Morphisms, rational maps, and birational geometry

Morphisms between varieties capture algebraic maps studied by Alexander Grothendieck and formalized in scheme theory by Grothendieck and Jean-Pierre Serre. Rational maps, defined where polynomial expressions are not globally regular, are central in birational geometry developed through the work of Federigo Enriques, Francesco Severi, and modernized by Shigefumi Mori and collaborators. Birational equivalence classes underpin classification efforts exemplified by the Minimal Model Program advanced by figures associated with institutions like Princeton University and Harvard University. Techniques in resolving indeterminacy and studying exceptional loci appear in contributions by Heisuke Hironaka on resolution of singularities and in the empirical investigations led by researchers at the Mathematical Sciences Research Institute.

Dimension, singularities, and local properties

The dimension theory of varieties, refined by David Mumford and articulated in the language of Hilbert functions originating from David Hilbert, measures growth rates of coordinate rings and local parameter counts studied by Oscar Zariski. Singularities—points where local regularity fails—are central to work by John Milnor on singularity links and by Heisuke Hironaka on resolution techniques applied over fields of characteristic zero. Local rings and analytic germs connect algebraic varieties to complex analytic spaces considered by Kiyoshi Oka and global topological invariants examined in research related to the Atiyah–Singer index theorem by Michael Atiyah and Isadore Singer. Characteristic-p phenomena, including wild ramification and inseparable morphisms, were studied by Serre and later by researchers in arithmetic geometry at places like the University of Chicago.

Sheaves, schemes, and modern formulation

The reformulation of varieties within scheme theory by Alexander Grothendieck and Jean-Pierre Serre introduced sheaves, representable functors, and the functor-of-points perspective used in moduli problems addressed by David Mumford and others. Coherent sheaves and derived categories became essential in the work of Maxim Kontsevich and in homological approaches developed at research centers such as the Institut Henri Poincaré. The language of schemes unified arithmetic and geometric aspects pursued by Andre Weil in his conjectures and enabled proof strategies culminating in achievements by Pierre Deligne on the Weil conjectures. Stacks and algebraic spaces, advanced by researchers affiliated with institutions like Columbia University and University of California, Berkeley, extend the classical variety notion to parametrized families and quotient constructions.
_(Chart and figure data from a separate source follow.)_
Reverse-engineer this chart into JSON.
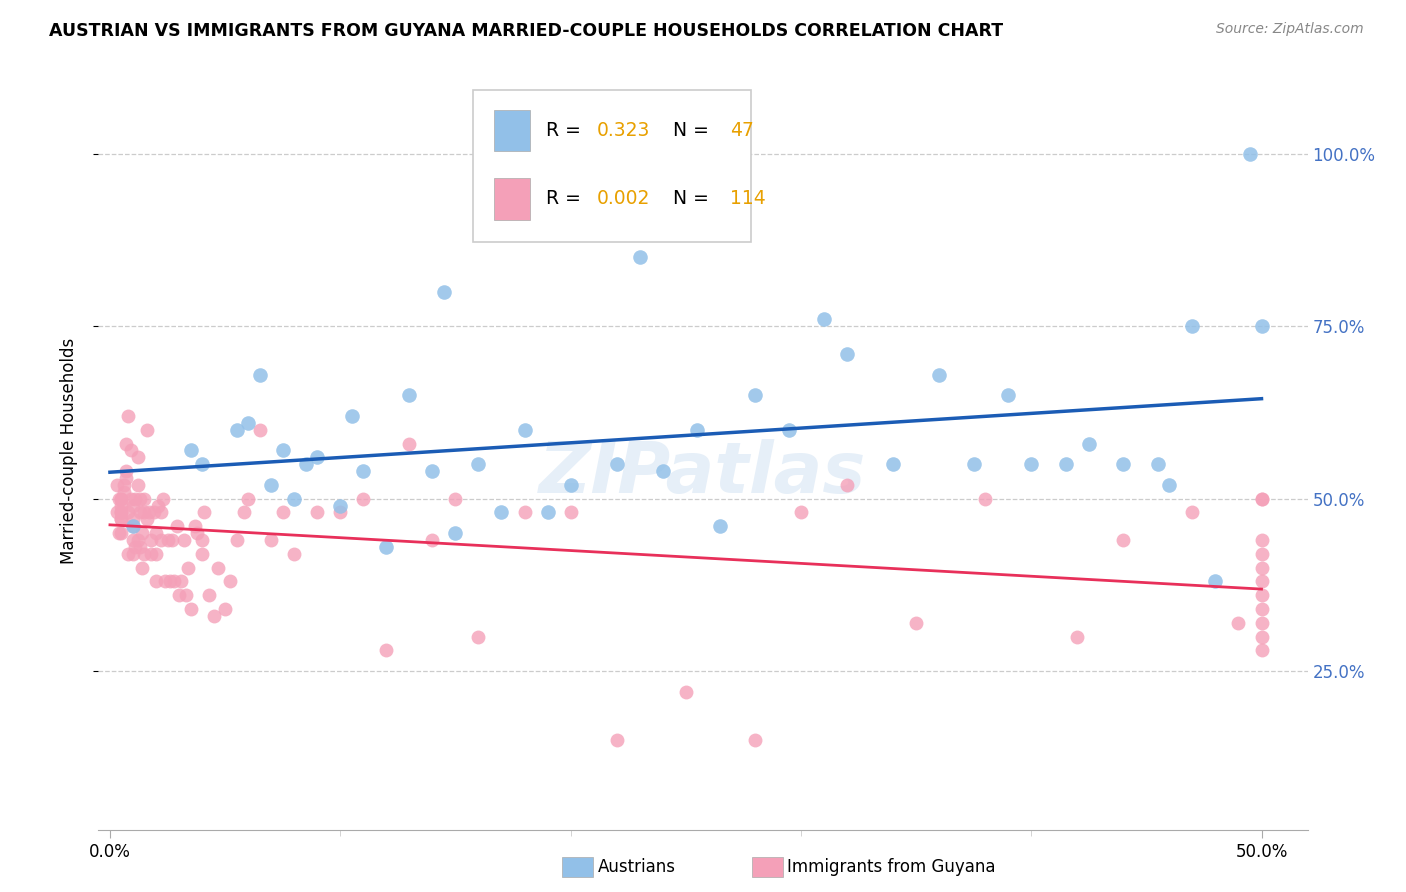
{
  "title": "AUSTRIAN VS IMMIGRANTS FROM GUYANA MARRIED-COUPLE HOUSEHOLDS CORRELATION CHART",
  "source": "Source: ZipAtlas.com",
  "ylabel": "Married-couple Households",
  "blue_color": "#92C0E8",
  "pink_color": "#F4A0B8",
  "blue_line_color": "#1B5CB5",
  "pink_line_color": "#E8305A",
  "ytick_positions": [
    0.25,
    0.5,
    0.75,
    1.0
  ],
  "ytick_labels": [
    "25.0%",
    "50.0%",
    "75.0%",
    "100.0%"
  ],
  "xtick_positions": [
    0.0,
    0.5
  ],
  "xtick_labels": [
    "0.0%",
    "50.0%"
  ],
  "xlim": [
    -0.005,
    0.52
  ],
  "ylim": [
    0.02,
    1.12
  ],
  "blue_R": "0.323",
  "blue_N": "47",
  "pink_R": "0.002",
  "pink_N": "114",
  "rn_color": "#E8A000",
  "blue_x": [
    0.01,
    0.035,
    0.04,
    0.055,
    0.06,
    0.065,
    0.07,
    0.075,
    0.08,
    0.085,
    0.09,
    0.1,
    0.105,
    0.11,
    0.12,
    0.13,
    0.14,
    0.145,
    0.15,
    0.16,
    0.17,
    0.18,
    0.19,
    0.2,
    0.22,
    0.23,
    0.24,
    0.255,
    0.265,
    0.28,
    0.295,
    0.31,
    0.32,
    0.34,
    0.36,
    0.375,
    0.39,
    0.4,
    0.415,
    0.425,
    0.44,
    0.455,
    0.46,
    0.47,
    0.48,
    0.495,
    0.5
  ],
  "blue_y": [
    0.46,
    0.57,
    0.55,
    0.6,
    0.61,
    0.68,
    0.52,
    0.57,
    0.5,
    0.55,
    0.56,
    0.49,
    0.62,
    0.54,
    0.43,
    0.65,
    0.54,
    0.8,
    0.45,
    0.55,
    0.48,
    0.6,
    0.48,
    0.52,
    0.55,
    0.85,
    0.54,
    0.6,
    0.46,
    0.65,
    0.6,
    0.76,
    0.71,
    0.55,
    0.68,
    0.55,
    0.65,
    0.55,
    0.55,
    0.58,
    0.55,
    0.55,
    0.52,
    0.75,
    0.38,
    1.0,
    0.75
  ],
  "pink_x": [
    0.003,
    0.003,
    0.004,
    0.004,
    0.005,
    0.005,
    0.005,
    0.005,
    0.005,
    0.005,
    0.005,
    0.005,
    0.006,
    0.006,
    0.007,
    0.007,
    0.007,
    0.008,
    0.008,
    0.008,
    0.009,
    0.009,
    0.01,
    0.01,
    0.01,
    0.01,
    0.01,
    0.011,
    0.011,
    0.012,
    0.012,
    0.012,
    0.013,
    0.013,
    0.013,
    0.014,
    0.014,
    0.015,
    0.015,
    0.015,
    0.016,
    0.016,
    0.017,
    0.018,
    0.018,
    0.019,
    0.02,
    0.02,
    0.02,
    0.021,
    0.022,
    0.022,
    0.023,
    0.024,
    0.025,
    0.026,
    0.027,
    0.028,
    0.029,
    0.03,
    0.031,
    0.032,
    0.033,
    0.034,
    0.035,
    0.037,
    0.038,
    0.04,
    0.04,
    0.041,
    0.043,
    0.045,
    0.047,
    0.05,
    0.052,
    0.055,
    0.058,
    0.06,
    0.065,
    0.07,
    0.075,
    0.08,
    0.09,
    0.1,
    0.11,
    0.12,
    0.13,
    0.14,
    0.15,
    0.16,
    0.18,
    0.2,
    0.22,
    0.25,
    0.28,
    0.3,
    0.32,
    0.35,
    0.38,
    0.42,
    0.44,
    0.47,
    0.49,
    0.5,
    0.5,
    0.5,
    0.5,
    0.5,
    0.5,
    0.5,
    0.5,
    0.5,
    0.5,
    0.5
  ],
  "pink_y": [
    0.48,
    0.52,
    0.45,
    0.5,
    0.45,
    0.47,
    0.47,
    0.48,
    0.48,
    0.49,
    0.5,
    0.5,
    0.51,
    0.52,
    0.53,
    0.54,
    0.58,
    0.42,
    0.62,
    0.48,
    0.5,
    0.57,
    0.42,
    0.44,
    0.46,
    0.47,
    0.49,
    0.43,
    0.5,
    0.44,
    0.52,
    0.56,
    0.43,
    0.5,
    0.48,
    0.4,
    0.45,
    0.5,
    0.42,
    0.48,
    0.47,
    0.6,
    0.48,
    0.42,
    0.44,
    0.48,
    0.38,
    0.42,
    0.45,
    0.49,
    0.48,
    0.44,
    0.5,
    0.38,
    0.44,
    0.38,
    0.44,
    0.38,
    0.46,
    0.36,
    0.38,
    0.44,
    0.36,
    0.4,
    0.34,
    0.46,
    0.45,
    0.42,
    0.44,
    0.48,
    0.36,
    0.33,
    0.4,
    0.34,
    0.38,
    0.44,
    0.48,
    0.5,
    0.6,
    0.44,
    0.48,
    0.42,
    0.48,
    0.48,
    0.5,
    0.28,
    0.58,
    0.44,
    0.5,
    0.3,
    0.48,
    0.48,
    0.15,
    0.22,
    0.15,
    0.48,
    0.52,
    0.32,
    0.5,
    0.3,
    0.44,
    0.48,
    0.32,
    0.5,
    0.28,
    0.3,
    0.32,
    0.34,
    0.36,
    0.38,
    0.4,
    0.42,
    0.44,
    0.5
  ]
}
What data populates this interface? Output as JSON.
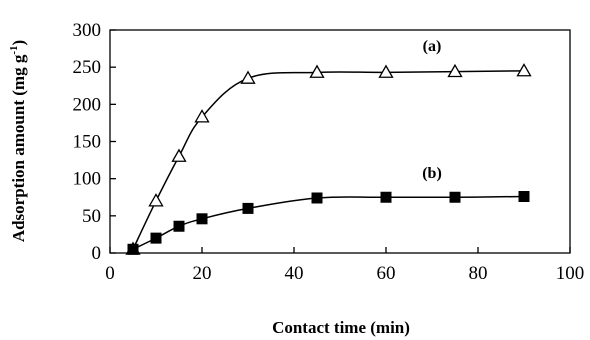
{
  "chart_data": {
    "type": "scatter",
    "title": "",
    "xlabel": "Contact time (min)",
    "ylabel": {
      "main": "Adsorption amount (mg g",
      "sup": "-1",
      "close": ")"
    },
    "xlim": [
      0,
      100
    ],
    "ylim": [
      0,
      300
    ],
    "x_ticks": [
      0,
      20,
      40,
      60,
      80,
      100
    ],
    "y_ticks": [
      0,
      50,
      100,
      150,
      200,
      250,
      300
    ],
    "grid": false,
    "legend": "none",
    "series": [
      {
        "name": "(a)",
        "marker": "open-triangle",
        "color": "#000000",
        "x": [
          5,
          10,
          15,
          20,
          30,
          45,
          60,
          75,
          90
        ],
        "y": [
          5,
          70,
          130,
          183,
          235,
          243,
          243,
          244,
          245
        ]
      },
      {
        "name": "(b)",
        "marker": "filled-square",
        "color": "#000000",
        "x": [
          5,
          10,
          15,
          20,
          30,
          45,
          60,
          75,
          90
        ],
        "y": [
          5,
          20,
          36,
          46,
          60,
          74,
          75,
          75,
          76
        ]
      }
    ]
  }
}
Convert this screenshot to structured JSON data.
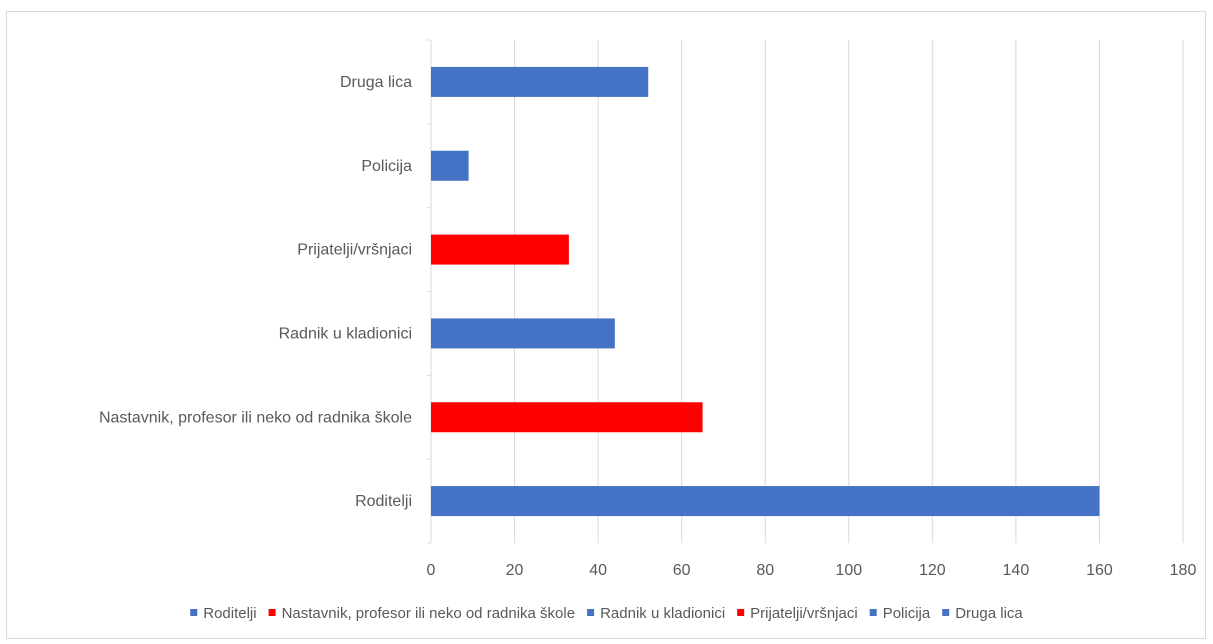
{
  "chart_data": {
    "type": "bar",
    "orientation": "horizontal",
    "categories": [
      "Roditelji",
      "Nastavnik, profesor ili neko od radnika škole",
      "Radnik u kladionici",
      "Prijatelji/vršnjaci",
      "Policija",
      "Druga lica"
    ],
    "values": [
      160,
      65,
      44,
      33,
      9,
      52
    ],
    "colors": [
      "#4472c4",
      "#ff0000",
      "#4472c4",
      "#ff0000",
      "#4472c4",
      "#4472c4"
    ],
    "xlim": [
      0,
      180
    ],
    "ticks": [
      "0",
      "20",
      "40",
      "60",
      "80",
      "100",
      "120",
      "140",
      "160",
      "180"
    ],
    "grid": "vertical",
    "legend_position": "bottom",
    "legend": [
      {
        "label": "Roditelji",
        "color": "#4472c4"
      },
      {
        "label": "Nastavnik, profesor ili neko od radnika škole",
        "color": "#ff0000"
      },
      {
        "label": "Radnik u kladionici",
        "color": "#4472c4"
      },
      {
        "label": "Prijatelji/vršnjaci",
        "color": "#ff0000"
      },
      {
        "label": "Policija",
        "color": "#4472c4"
      },
      {
        "label": "Druga lica",
        "color": "#4472c4"
      }
    ]
  }
}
Classification and examples (curves, surfaces, higher dimensions)

Classification begins with curves: genus stratification and the moduli space of curves studied by Riemann, Bernhard Riemann, and formalized by Mumford and researchers at the Institut des Hautes Études Scientifiques. Surfaces were systematically classified in the Enriques–Kodaira framework advanced by Federigo Enriques, Kunihiko Kodaira, and expanded in birational minimal model theory by Shigefumi Mori. Higher-dimensional classification remains active, with the Minimal Model Program and flips central to contemporary research influenced by seminars at Princeton University and collaborations involving mathematicians like James McKernan. Explicit families such as K3 surfaces connected to work by André Weil and Calabi–Yau varieties appearing in string-theoretic contexts studied at institutions like CERN provide rich examples. Arithmetic examples include rational points on varieties explored by Yuri Manin and diophantine geometry advances culminating in results by Gerd Faltings.